New York: With a caseload nearly twice that of the worst single days of last winter, the United States shattered its record for new daily COVID-19 cases, a milestone that may still fall short of describing the true destruction caused by the Delta and Omicron variants because testing has slowed over the holidays.

As a second year of living with the pandemic was drawing to a close, the new daily case total topped 488,000 on Wednesday, according to a New York Times database. (The total was higher Monday, but that number should not be considered a record because it included data from the long holiday weekend.)

Wednesday’s seven-day average of new daily cases, 301,000, was also a record, compared with 267,000 the day before, according to the database. In the past week, more than 2 million cases have been reported nationally, and 15 states and territories reported more cases than in any other seven-day period.

The rise in cases has been driven by the Omicron variant, which became dominant in the United States as of last week. So far, however, those increased cases have not resulted in more severe disease, as hospitalizations have increased only 11% and deaths have decreased slightly in the past two weeks.

Because COVID-19 tests have been in short supply over the holidays, Wednesday’s numbers still may not fully illustrate the havoc caused by the two variants, which have sent caseloads soaring and have worsened a labour shortage, upending the hospitality, medical and travel industries, among others.

Demand for tests has outstripped supply, particularly in the past month as the omicron variant has spread at an astonishing speed. And the holiday season offers its own disruptions to the US case curve, with many testing sites offering limited hours, and labs and government offices not open to report test results.

Last year, the national case curve showed pronounced declines after Thanksgiving and Christmas that did not reflect real decreases in new infections. The effect of holidays may be even more noticeable this time around, as illustrated by the Labor Day holiday in September, because states are reporting data less consistently than they did a year ago.

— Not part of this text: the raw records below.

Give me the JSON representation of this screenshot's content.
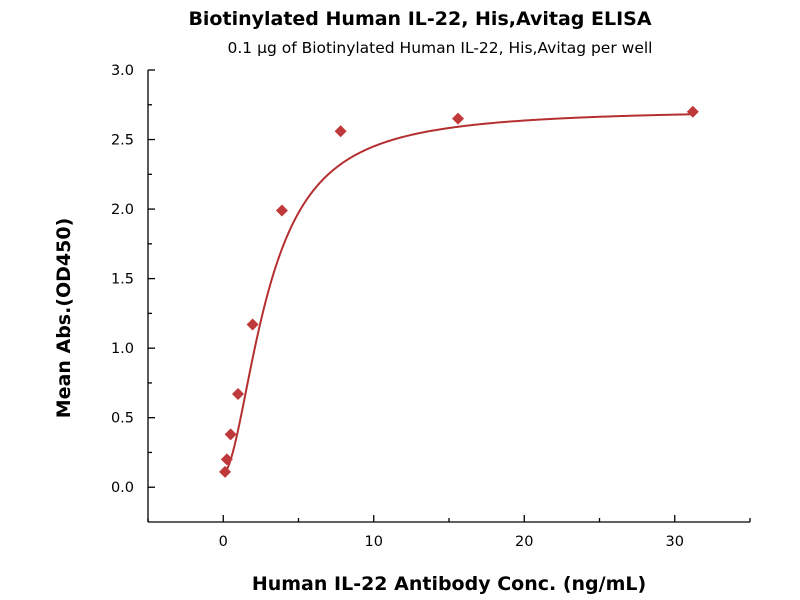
{
  "chart_data": {
    "type": "scatter",
    "title": "Biotinylated Human IL-22, His,Avitag ELISA",
    "subtitle": "0.1 μg of Biotinylated Human IL-22, His,Avitag per well",
    "xlabel": "Human IL-22 Antibody Conc. (ng/mL)",
    "ylabel": "Mean Abs.(OD450)",
    "xlim": [
      -5,
      35
    ],
    "ylim": [
      -0.25,
      3.0
    ],
    "xticks": [
      0,
      10,
      20,
      30
    ],
    "yticks": [
      0.0,
      0.5,
      1.0,
      1.5,
      2.0,
      2.5,
      3.0
    ],
    "xticklabels": [
      "0",
      "10",
      "20",
      "30"
    ],
    "yticklabels": [
      "0.0",
      "0.5",
      "1.0",
      "1.5",
      "2.0",
      "2.5",
      "3.0"
    ],
    "grid": false,
    "legend": "none",
    "series": [
      {
        "marker": "diamond",
        "color": "#c0393a",
        "x": [
          0.12,
          0.24,
          0.49,
          0.98,
          1.95,
          3.9,
          7.8,
          15.6,
          31.2
        ],
        "y": [
          0.11,
          0.2,
          0.38,
          0.67,
          1.17,
          1.99,
          2.56,
          2.65,
          2.7
        ]
      }
    ],
    "fit_curve": {
      "color": "#b52f30",
      "model": "4PL",
      "bottom": 0.1,
      "top": 2.72,
      "ec50": 3.0,
      "hill": 1.8
    }
  }
}
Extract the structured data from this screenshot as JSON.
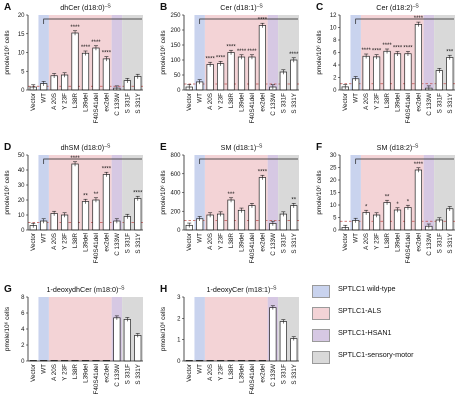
{
  "categories": [
    "Vector",
    "WT",
    "A 20S",
    "Y 23F",
    "L38R",
    "L39del",
    "F40S41del",
    "ex2del",
    "C 133W",
    "S 331F",
    "S 331Y"
  ],
  "group_colors": {
    "wildtype": "#c9d3ee",
    "als": "#f3d3d6",
    "hsan1": "#d6c8e3",
    "motor": "#d9d9d9"
  },
  "legend": [
    {
      "label": "SPTLC1 wild-type",
      "color": "#c9d3ee"
    },
    {
      "label": "SPTLC1-ALS",
      "color": "#f3d3d6"
    },
    {
      "label": "SPTLC1-HSAN1",
      "color": "#d6c8e3"
    },
    {
      "label": "SPTLC1-sensory-motor",
      "color": "#d9d9d9"
    }
  ],
  "chart_data": [
    {
      "type": "bar",
      "panel": "A",
      "title": "dhCer (d18:0)",
      "title_sup": "–S",
      "ylabel": "pmole/10⁶ cells",
      "yticks": [
        0,
        5,
        10,
        15,
        20
      ],
      "ylim": [
        0,
        20
      ],
      "dashed": 1.0,
      "categories": [
        "Vector",
        "WT",
        "A 20S",
        "Y 23F",
        "L38R",
        "L39del",
        "F40S41del",
        "ex2del",
        "C 133W",
        "S 331F",
        "S 331Y"
      ],
      "values": [
        0.8,
        1.7,
        3.8,
        4.0,
        15.2,
        9.8,
        11.2,
        8.3,
        0.5,
        2.5,
        3.6
      ],
      "significance": [
        "",
        "",
        "",
        "",
        "****",
        "****",
        "****",
        "****",
        "",
        "",
        ""
      ]
    },
    {
      "type": "bar",
      "panel": "B",
      "title": "Cer (d18:1)",
      "title_sup": "–S",
      "ylabel": "pmole/10⁶ cells",
      "yticks": [
        0,
        50,
        100,
        150,
        200,
        250
      ],
      "ylim": [
        0,
        250
      ],
      "dashed": 20,
      "categories": [
        "Vector",
        "WT",
        "A 20S",
        "Y 23F",
        "L38R",
        "L39del",
        "F40S41del",
        "ex2del",
        "C 133W",
        "S 331F",
        "S 331Y"
      ],
      "values": [
        10,
        27,
        85,
        88,
        125,
        110,
        110,
        215,
        10,
        60,
        100
      ],
      "significance": [
        "",
        "",
        "****",
        "****",
        "****",
        "****",
        "****",
        "****",
        "",
        "",
        "****"
      ]
    },
    {
      "type": "bar",
      "panel": "C",
      "title": "Cer (d18:2)",
      "title_sup": "–S",
      "ylabel": "pmole/10⁶ cells",
      "yticks": [
        0,
        2,
        4,
        6,
        8,
        10,
        12
      ],
      "ylim": [
        0,
        12
      ],
      "dashed": 1.0,
      "categories": [
        "Vector",
        "WT",
        "A 20S",
        "Y 23F",
        "L38R",
        "L39del",
        "F40S41del",
        "ex2del",
        "C 133W",
        "S 331F",
        "S 331Y"
      ],
      "values": [
        0.5,
        1.8,
        5.4,
        5.3,
        6.2,
        5.8,
        5.8,
        10.5,
        0.3,
        3.1,
        5.2
      ],
      "significance": [
        "",
        "",
        "****",
        "****",
        "****",
        "****",
        "****",
        "****",
        "",
        "",
        "***"
      ]
    },
    {
      "type": "bar",
      "panel": "D",
      "title": "dhSM (d18:0)",
      "title_sup": "–S",
      "ylabel": "pmole/10⁶ cells",
      "yticks": [
        0,
        10,
        20,
        30,
        40,
        50
      ],
      "ylim": [
        0,
        50
      ],
      "dashed": 5,
      "categories": [
        "Vector",
        "WT",
        "A 20S",
        "Y 23F",
        "L38R",
        "L39del",
        "F40S41del",
        "ex2del",
        "C 133W",
        "S 331F",
        "S 331Y"
      ],
      "values": [
        3,
        6,
        11,
        10,
        44,
        19,
        20,
        37,
        6,
        9,
        21
      ],
      "significance": [
        "",
        "",
        "",
        "",
        "****",
        "**",
        "**",
        "****",
        "",
        "",
        "****"
      ]
    },
    {
      "type": "bar",
      "panel": "E",
      "title": "SM (d18:1)",
      "title_sup": "–S",
      "ylabel": "pmole/10⁶ cells",
      "yticks": [
        0,
        200,
        400,
        600,
        800
      ],
      "ylim": [
        0,
        800
      ],
      "dashed": 100,
      "categories": [
        "Vector",
        "WT",
        "A 20S",
        "Y 23F",
        "L38R",
        "L39del",
        "F40S41del",
        "ex2del",
        "C 133W",
        "S 331F",
        "S 331Y"
      ],
      "values": [
        50,
        120,
        160,
        170,
        320,
        210,
        260,
        560,
        70,
        170,
        260
      ],
      "significance": [
        "",
        "",
        "",
        "",
        "***",
        "",
        "",
        "****",
        "",
        "",
        "**"
      ]
    },
    {
      "type": "bar",
      "panel": "F",
      "title": "SM (d18:2)",
      "title_sup": "–S",
      "ylabel": "pmole/10⁶ cells",
      "yticks": [
        0,
        5,
        10,
        15,
        20,
        25,
        30
      ],
      "ylim": [
        0,
        30
      ],
      "dashed": 3.5,
      "categories": [
        "Vector",
        "WT",
        "A 20S",
        "Y 23F",
        "L38R",
        "L39del",
        "F40S41del",
        "ex2del",
        "C 133W",
        "S 331F",
        "S 331Y"
      ],
      "values": [
        1,
        3.8,
        7,
        6,
        11,
        8,
        9,
        24,
        1.5,
        4,
        8.5
      ],
      "significance": [
        "",
        "",
        "*",
        "",
        "**",
        "*",
        "*",
        "****",
        "",
        "",
        ""
      ]
    },
    {
      "type": "bar",
      "panel": "G",
      "title": "1-deoxydhCer (m18:0)",
      "title_sup": "–S",
      "ylabel": "pmole/10⁶ cells",
      "yticks": [
        0,
        2,
        4,
        6,
        8
      ],
      "ylim": [
        0,
        8
      ],
      "dashed": null,
      "categories": [
        "Vector",
        "WT",
        "A 20S",
        "Y 23F",
        "L38R",
        "L39del",
        "F40S41del",
        "ex2del",
        "C 133W",
        "S 331F",
        "S 331Y"
      ],
      "values": [
        0.05,
        0.05,
        0.05,
        0.05,
        0.05,
        0.05,
        0.05,
        0.05,
        5.4,
        5.2,
        3.2
      ],
      "significance": [
        "",
        "",
        "",
        "",
        "",
        "",
        "",
        "",
        "",
        "",
        ""
      ]
    },
    {
      "type": "bar",
      "panel": "H",
      "title": "1-deoxyCer (m18:1)",
      "title_sup": "–S",
      "ylabel": "pmole/10⁶ cells",
      "yticks": [
        0,
        1,
        2,
        3
      ],
      "ylim": [
        0,
        3
      ],
      "dashed": null,
      "categories": [
        "Vector",
        "WT",
        "A 20S",
        "Y 23F",
        "L38R",
        "L39del",
        "F40S41del",
        "ex2del",
        "C 133W",
        "S 331F",
        "S 331Y"
      ],
      "values": [
        0.01,
        0.01,
        0.01,
        0.01,
        0.01,
        0.01,
        0.01,
        0.01,
        2.5,
        1.85,
        1.05
      ],
      "significance": [
        "",
        "",
        "",
        "",
        "",
        "",
        "",
        "",
        "",
        "",
        ""
      ]
    }
  ]
}
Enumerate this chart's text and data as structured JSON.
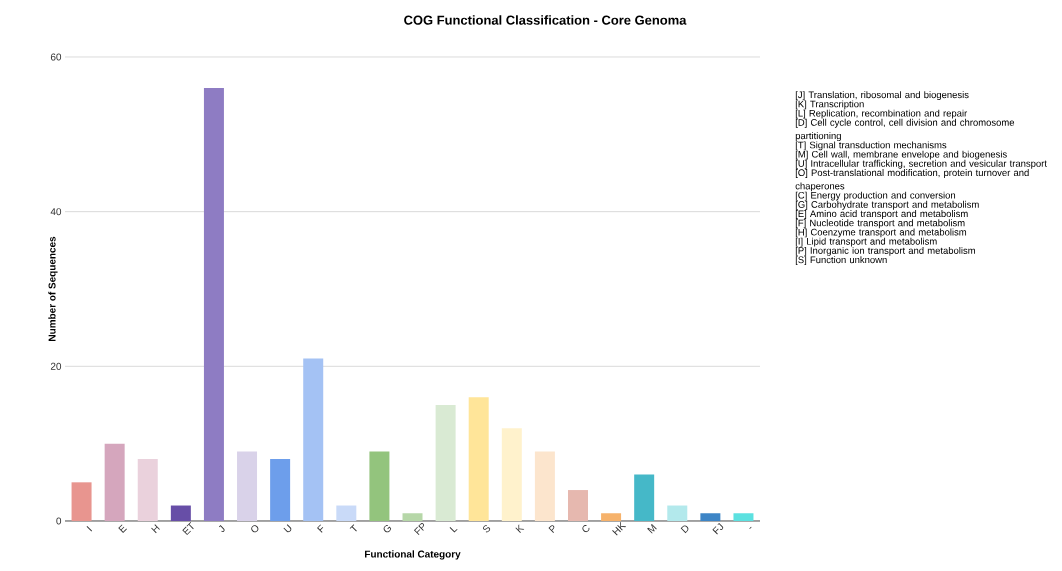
{
  "chart_data": {
    "type": "bar",
    "title": "COG Functional Classification - Core Genoma",
    "xlabel": "Functional Category",
    "ylabel": "Number of Sequences",
    "categories": [
      "I",
      "E",
      "H",
      "ET",
      "J",
      "O",
      "U",
      "F",
      "T",
      "G",
      "FP",
      "L",
      "S",
      "K",
      "P",
      "C",
      "HK",
      "M",
      "D",
      "FJ",
      "-"
    ],
    "values": [
      5,
      10,
      8,
      2,
      56,
      9,
      8,
      21,
      2,
      9,
      1,
      15,
      16,
      12,
      9,
      4,
      1,
      6,
      2,
      1,
      1
    ],
    "colors": [
      "#e8958f",
      "#d5a6bd",
      "#ead1dc",
      "#674ea7",
      "#8e7cc3",
      "#d9d2e9",
      "#6d9eeb",
      "#a4c2f4",
      "#c9daf8",
      "#93c47d",
      "#b6d7a8",
      "#d9ead3",
      "#ffe599",
      "#fff2cc",
      "#fce5cd",
      "#e6b8af",
      "#f6b26b",
      "#45b8c8",
      "#b3e9ec",
      "#3d85c6",
      "#5ce1e0"
    ],
    "ylim": [
      0,
      60
    ],
    "yticks": [
      0,
      20,
      40,
      60
    ],
    "grid": "y",
    "annotations": [
      "[J] Translation, ribosomal and biogenesis",
      "[K] Transcription",
      "[L] Replication, recombination and repair",
      "[D] Cell cycle control, cell division and chromosome partitioning",
      "[T] Signal transduction mechanisms",
      "[M] Cell wall, membrane envelope and biogenesis",
      "[U] Intracellular trafficking, secretion and vesicular transport",
      "[O] Post-translational modification, protein turnover and chaperones",
      "[C] Energy production and conversion",
      "[G] Carbohydrate transport and metabolism",
      "[E] Amino acid transport and metabolism",
      "[F] Nucleotide transport and metabolism",
      "[H] Coenzyme transport and metabolism",
      "[I] Lipid transport and metabolism",
      "[P] Inorganic ion transport and metabolism",
      "[S] Function unknown"
    ]
  }
}
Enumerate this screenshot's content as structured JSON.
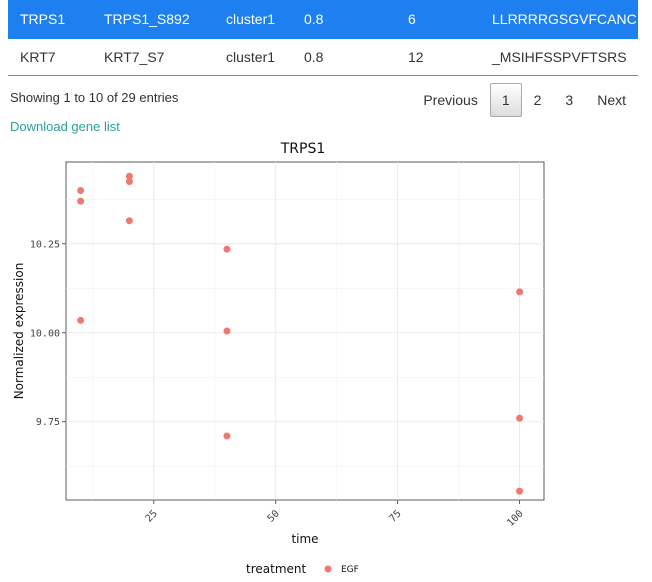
{
  "table": {
    "rows": [
      {
        "selected": true,
        "cells": [
          "TRPS1",
          "TRPS1_S892",
          "cluster1",
          "0.8",
          "6",
          "LLRRRRGSGVFCANC"
        ]
      },
      {
        "selected": false,
        "cells": [
          "KRT7",
          "KRT7_S7",
          "cluster1",
          "0.8",
          "12",
          "_MSIHFSSPVFTSRS"
        ]
      }
    ]
  },
  "table_info": "Showing 1 to 10 of 29 entries",
  "pagination": {
    "previous": "Previous",
    "pages": [
      "1",
      "2",
      "3"
    ],
    "current": "1",
    "next": "Next"
  },
  "download_link": "Download gene list",
  "colors": {
    "selected_row": "#1e7ff0",
    "point": "#f07870",
    "link": "#2aa198"
  },
  "chart_data": {
    "type": "scatter",
    "title": "TRPS1",
    "xlabel": "time",
    "ylabel": "Normalized expression",
    "xlim": [
      7,
      105
    ],
    "ylim": [
      9.53,
      10.48
    ],
    "x_ticks": [
      25,
      50,
      75,
      100
    ],
    "y_ticks": [
      9.75,
      10.0,
      10.25
    ],
    "y_tick_labels": [
      "9.75",
      "10.00",
      "10.25"
    ],
    "grid": true,
    "legend": {
      "title": "treatment",
      "position": "bottom",
      "entries": [
        "EGF"
      ]
    },
    "series": [
      {
        "name": "EGF",
        "points": [
          {
            "x": 10,
            "y": 10.4
          },
          {
            "x": 10,
            "y": 10.37
          },
          {
            "x": 10,
            "y": 10.035
          },
          {
            "x": 20,
            "y": 10.44
          },
          {
            "x": 20,
            "y": 10.425
          },
          {
            "x": 20,
            "y": 10.315
          },
          {
            "x": 40,
            "y": 10.235
          },
          {
            "x": 40,
            "y": 10.005
          },
          {
            "x": 40,
            "y": 9.71
          },
          {
            "x": 100,
            "y": 10.115
          },
          {
            "x": 100,
            "y": 9.76
          },
          {
            "x": 100,
            "y": 9.555
          }
        ]
      }
    ]
  }
}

Before Tuesday, the seven-day US average had peaked January 11 at 251,232. That was during a catastrophic winter when vaccinations were still relatively new. Today, more than 62% of Americans are fully vaccinated.

New set of challenges

No matter what the true caseload is right now, the United States has confronted a new set of challenges as the Delta and Omicron variants have converged. The variants have disrupted holiday travel and gatherings, depleted hospital staffs and plunged the United States into another long winter.

Record caseloads have been reported in a laundry list of US cities where vaccination rates are relatively high, including New York, Washington, Seattle, San Francisco, Boston, Atlanta and Detroit.

Experts say there are two reasons for the high numbers in urban areas: population density and more COVID-19 testing.

Cities are tightly packed hubs for travel and socializing, which leaves people more susceptible to the highly contagious omicron variant, said Dr. Kirsten Bibbins-Domingo, a physician and public health researcher at the University of California, San Francisco.

“Then you layer in on top of it that we do a lot of testing in these major urban centers precisely because we’re worried about big surges overwhelming hospitals,” she said Wednesday.

In fact, she said, city caseloads may be higher than reported because of the rise in at-home tests that often don’t get reported to state officials, so they don’t end up in official case totals.